Driving down the old Corvallis Road, I passed vast fields being watered by giant sprinklers on wheels, horses, cows, the Hilltop Cemetery and even a housing subdivision named “Green Acres.” I wonder what houses cost there. I plan to go back with my camera, but this time I won’t be lost.

What’s a Califoregonian?

That’s what I am: a California native turned Oregonian. I have roots in both states, but after 44 years in the Golden State, I moved to the Beaver State, specifically the central Oregon coast near Newport. Many others have made the same move. In any gathering where I ask how many came from California, at least half the people raise their hands.

Well, you can take a woman out of California, but you can’t take California out of the woman. They say we change cells completely every seven years. Having been here 12 1/2 years, I should be completely Oregonian by now, but I don’t think that will ever happen. Except for a dear stepson who lives in Portland, my family is still in California, mostly in the Bay Area. I miss them terribly and have traveled back and forth far more times than I ever expected to do. But when I’m there, I miss Oregon. When I’m here, I miss California. I talked on the phone the other day to someone from San Francisco and thought, “Oh, San Francisco.” But I was in Portland last night and thought, “Oh, I love this place.” And I do. When my plane lands at PDX, I feel as if I can breathe again.

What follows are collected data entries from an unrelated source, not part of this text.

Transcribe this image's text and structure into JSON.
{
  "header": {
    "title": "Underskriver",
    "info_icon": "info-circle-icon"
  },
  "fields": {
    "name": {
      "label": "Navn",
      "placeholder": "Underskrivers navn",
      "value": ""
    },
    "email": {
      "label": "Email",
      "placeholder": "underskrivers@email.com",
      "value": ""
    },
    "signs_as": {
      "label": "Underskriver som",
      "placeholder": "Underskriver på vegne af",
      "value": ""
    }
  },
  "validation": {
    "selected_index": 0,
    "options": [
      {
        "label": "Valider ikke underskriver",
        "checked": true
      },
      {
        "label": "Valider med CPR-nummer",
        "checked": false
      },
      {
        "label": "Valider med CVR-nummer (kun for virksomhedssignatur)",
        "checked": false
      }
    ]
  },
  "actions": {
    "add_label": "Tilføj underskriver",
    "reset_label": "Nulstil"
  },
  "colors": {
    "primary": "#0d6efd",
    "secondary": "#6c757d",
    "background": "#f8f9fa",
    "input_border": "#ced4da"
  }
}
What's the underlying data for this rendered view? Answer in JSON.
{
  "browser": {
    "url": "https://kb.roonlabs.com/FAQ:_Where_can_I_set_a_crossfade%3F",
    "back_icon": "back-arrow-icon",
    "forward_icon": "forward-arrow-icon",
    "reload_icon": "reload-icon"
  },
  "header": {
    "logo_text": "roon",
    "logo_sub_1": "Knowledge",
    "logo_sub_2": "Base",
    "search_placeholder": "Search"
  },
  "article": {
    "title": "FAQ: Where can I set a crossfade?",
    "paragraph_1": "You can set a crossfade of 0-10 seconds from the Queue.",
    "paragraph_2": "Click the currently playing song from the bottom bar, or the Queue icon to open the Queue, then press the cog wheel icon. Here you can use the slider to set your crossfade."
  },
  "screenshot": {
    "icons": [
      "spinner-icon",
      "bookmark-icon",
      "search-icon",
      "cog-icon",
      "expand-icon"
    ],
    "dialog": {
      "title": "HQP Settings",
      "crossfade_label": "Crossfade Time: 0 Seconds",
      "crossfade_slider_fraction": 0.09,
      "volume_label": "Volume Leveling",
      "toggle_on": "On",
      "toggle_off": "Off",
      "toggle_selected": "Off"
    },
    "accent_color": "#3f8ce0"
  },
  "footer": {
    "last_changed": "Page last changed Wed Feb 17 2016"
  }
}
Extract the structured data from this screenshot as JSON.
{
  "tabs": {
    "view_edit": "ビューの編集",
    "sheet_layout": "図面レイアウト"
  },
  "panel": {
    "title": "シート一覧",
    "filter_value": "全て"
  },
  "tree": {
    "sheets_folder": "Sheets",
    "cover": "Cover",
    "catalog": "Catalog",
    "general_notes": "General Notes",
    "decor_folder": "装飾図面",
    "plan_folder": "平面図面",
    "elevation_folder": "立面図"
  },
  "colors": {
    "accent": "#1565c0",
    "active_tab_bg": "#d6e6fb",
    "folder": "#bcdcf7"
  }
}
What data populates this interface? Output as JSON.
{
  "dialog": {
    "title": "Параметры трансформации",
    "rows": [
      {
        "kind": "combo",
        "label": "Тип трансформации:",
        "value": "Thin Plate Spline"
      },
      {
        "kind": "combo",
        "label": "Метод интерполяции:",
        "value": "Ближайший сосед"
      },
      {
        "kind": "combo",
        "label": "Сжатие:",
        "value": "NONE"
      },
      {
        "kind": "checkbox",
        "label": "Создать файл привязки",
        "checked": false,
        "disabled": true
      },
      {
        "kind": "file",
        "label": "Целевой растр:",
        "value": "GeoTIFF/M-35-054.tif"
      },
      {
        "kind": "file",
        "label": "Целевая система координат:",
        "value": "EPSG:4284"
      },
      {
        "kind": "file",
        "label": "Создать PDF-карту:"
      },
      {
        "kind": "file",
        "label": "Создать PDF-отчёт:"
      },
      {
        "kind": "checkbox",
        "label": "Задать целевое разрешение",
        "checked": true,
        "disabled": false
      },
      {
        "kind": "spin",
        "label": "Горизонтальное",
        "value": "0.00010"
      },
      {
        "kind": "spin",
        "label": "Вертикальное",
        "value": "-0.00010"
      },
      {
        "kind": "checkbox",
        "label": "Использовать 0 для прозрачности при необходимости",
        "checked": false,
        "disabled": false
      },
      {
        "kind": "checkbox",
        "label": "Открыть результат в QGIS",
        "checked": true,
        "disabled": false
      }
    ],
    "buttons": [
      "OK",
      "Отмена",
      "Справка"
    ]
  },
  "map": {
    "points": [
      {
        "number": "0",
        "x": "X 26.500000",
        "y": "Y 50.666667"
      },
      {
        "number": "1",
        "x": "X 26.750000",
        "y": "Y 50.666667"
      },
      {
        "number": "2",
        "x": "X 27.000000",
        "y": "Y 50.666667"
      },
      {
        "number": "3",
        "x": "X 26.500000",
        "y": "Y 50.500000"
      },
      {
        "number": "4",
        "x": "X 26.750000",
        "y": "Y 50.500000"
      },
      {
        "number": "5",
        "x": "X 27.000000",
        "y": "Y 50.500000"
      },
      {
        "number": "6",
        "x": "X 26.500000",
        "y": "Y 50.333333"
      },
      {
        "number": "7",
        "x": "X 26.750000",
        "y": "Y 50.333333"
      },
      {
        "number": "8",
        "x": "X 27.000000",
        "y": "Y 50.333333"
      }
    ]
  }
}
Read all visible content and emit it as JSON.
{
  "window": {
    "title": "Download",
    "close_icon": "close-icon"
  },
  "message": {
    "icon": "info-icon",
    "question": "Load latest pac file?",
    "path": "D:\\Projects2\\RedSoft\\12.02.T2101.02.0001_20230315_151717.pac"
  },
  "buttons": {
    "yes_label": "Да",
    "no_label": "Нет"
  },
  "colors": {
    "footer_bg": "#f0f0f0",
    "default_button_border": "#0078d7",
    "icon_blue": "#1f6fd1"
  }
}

Why did we move here? Quality of life, lower cost of living, affordable homes near the beach, clean air, and no traffic. Also, we discovered, no nearby shopping malls, medical specialists, major airports or universities. Jobs are scarce. What we do have is weather, lots of it, tsunami warning signs all over the place, and gigantic slugs.

But I have not started this blog to complain about what the Oregon coast has or doesn’t have. It’s to share the discoveries I make here every day. That’s the exciting thing about exploring a new territory. I look forward to telling tales, publishing photos and perhaps offering an occasional poem.

I look forward to starting a new conversation with readers who will keep coming back to see what else I’ve discovered.